As for the best response from the international community if Iran were to develop a nuclear weapon, 45 percent worldwide said it was “such a lethal threat that military action against Iran” would be necessary, while 34 percent globally said it was a situation the world could live with. Twenty-one percent said they had no idea.

While more than half of U.S. investors — 57 percent –said military action would be necessary if Iran (OPCRIRAN) acquired a nuclear weapon, just 39 percent of those outside the U.S. said they feel that way. Thirty-eight percent of those surveyed overseas said the world could live with a nuclear-armed Iran, a sentiment shared by only one in four in the U.S.

Fifty-nine percent of the U.S. customers surveyed said an attack on Iran’s nuclear facilities would likely prompt attacks on U.S. civilian and military targets in the Middle East; a slim minority of investors outside the U.S., 46 percent, share that view.

Tougher Sanctions

Respondents also were divided about the effects of tougher sanctions on Iran. While 43 percent said the recent sanctions targeting Iran’s central bank diminish the chances that Iran will make concessions over its nuclear program, 36 percent said the sanctions may push Iran to the negotiating table.
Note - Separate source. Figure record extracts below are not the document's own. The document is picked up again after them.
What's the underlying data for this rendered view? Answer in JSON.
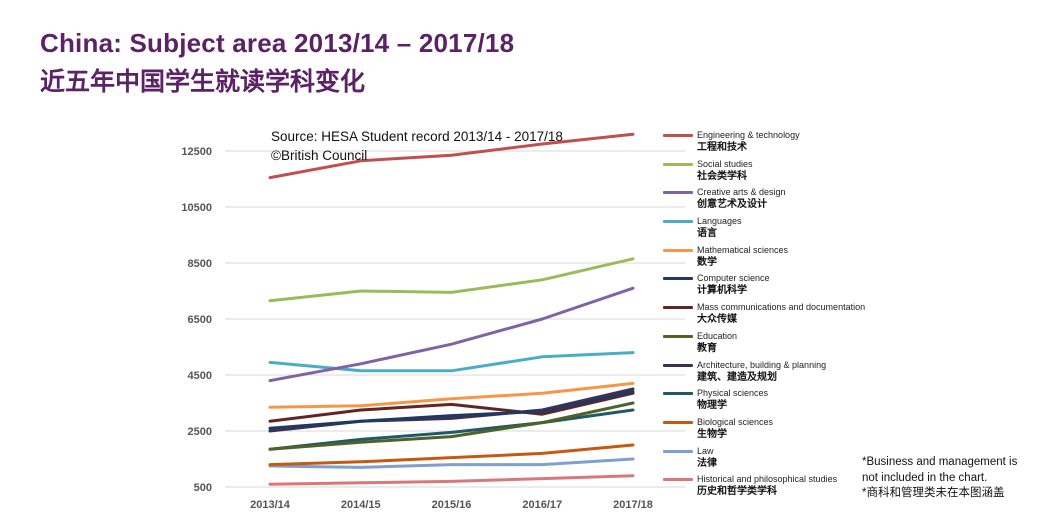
{
  "header": {
    "title_en": "China: Subject area 2013/14 – 2017/18",
    "title_zh": "近五年中国学生就读学科变化"
  },
  "source": {
    "line1": "Source: HESA Student record 2013/14 - 2017/18",
    "line2": "©British Council"
  },
  "footnote": {
    "line1": "*Business and management is",
    "line2": "not included in the chart.",
    "line3": "*商科和管理类未在本图涵盖"
  },
  "chart_data": {
    "type": "line",
    "title": "China: Subject area 2013/14 – 2017/18",
    "xlabel": "",
    "ylabel": "",
    "ylim": [
      500,
      13000
    ],
    "yticks": [
      500,
      2500,
      4500,
      6500,
      8500,
      10500,
      12500
    ],
    "grid": true,
    "legend_position": "right",
    "categories": [
      "2013/14",
      "2014/15",
      "2015/16",
      "2016/17",
      "2017/18"
    ],
    "series": [
      {
        "name": "Engineering & technology",
        "name_zh": "工程和技术",
        "color": "#c0504d",
        "values": [
          11550,
          12150,
          12350,
          12750,
          13100
        ]
      },
      {
        "name": "Social studies",
        "name_zh": "社会类学科",
        "color": "#9bbb59",
        "values": [
          7150,
          7500,
          7450,
          7900,
          8650
        ]
      },
      {
        "name": "Creative arts & design",
        "name_zh": "创意艺术及设计",
        "color": "#8064a2",
        "values": [
          4300,
          4900,
          5600,
          6500,
          7600
        ]
      },
      {
        "name": "Languages",
        "name_zh": "语言",
        "color": "#4bacc6",
        "values": [
          4950,
          4650,
          4650,
          5150,
          5300
        ]
      },
      {
        "name": "Mathematical sciences",
        "name_zh": "数学",
        "color": "#f79646",
        "values": [
          3350,
          3400,
          3650,
          3850,
          4200
        ]
      },
      {
        "name": "Computer science",
        "name_zh": "计算机科学",
        "color": "#1f3864",
        "values": [
          2600,
          2850,
          3050,
          3200,
          3900
        ]
      },
      {
        "name": "Mass communications and documentation",
        "name_zh": "大众传媒",
        "color": "#632523",
        "values": [
          2850,
          3250,
          3450,
          3100,
          3850
        ]
      },
      {
        "name": "Education",
        "name_zh": "教育",
        "color": "#4f6228",
        "values": [
          1850,
          2100,
          2300,
          2800,
          3500
        ]
      },
      {
        "name": "Architecture, building & planning",
        "name_zh": "建筑、建造及规划",
        "color": "#3f3151",
        "values": [
          2500,
          2850,
          2950,
          3250,
          4000
        ]
      },
      {
        "name": "Physical sciences",
        "name_zh": "物理学",
        "color": "#215967",
        "values": [
          1850,
          2200,
          2450,
          2800,
          3250
        ]
      },
      {
        "name": "Biological sciences",
        "name_zh": "生物学",
        "color": "#c65911",
        "values": [
          1300,
          1400,
          1550,
          1700,
          2000
        ]
      },
      {
        "name": "Law",
        "name_zh": "法律",
        "color": "#7f9fcf",
        "values": [
          1250,
          1200,
          1300,
          1300,
          1500
        ]
      },
      {
        "name": "Historical and philosophical studies",
        "name_zh": "历史和哲学类学科",
        "color": "#d9787a",
        "values": [
          600,
          650,
          700,
          800,
          900
        ]
      }
    ]
  }
}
On Nov. 21, the U.S., U.K. and Canada took coordinated action targeting Iran’s financial sector, with implications for any entities that do business with both Iran and Western nations. On Dec. 31, President Barack Obama signed into law congressional sanctions on Iran’s central bank aimed at complicating payments for Iranian oil by refiners in any country.

This week, the EU imposed an embargo on Iranian oil imports to the 27-nation bloc effective July 1; banned trade in gold, precious metals, diamonds and petrochemical products from Iran; and imposed an asset freeze on Iranian banks and port operators that will make tens of billions of euros in annual trade with Iran almost impossible.

The U.S., European allies and Israel accuse Iran of trying to acquire the ability to build nuclear weapons. Iran’s leaders say their program is solely for civilian energy and medical research.

In a Nov. 8 report, the United NationsInternational Atomic Energy Agency raised questions about possible military dimensions of Iran’s nuclear program.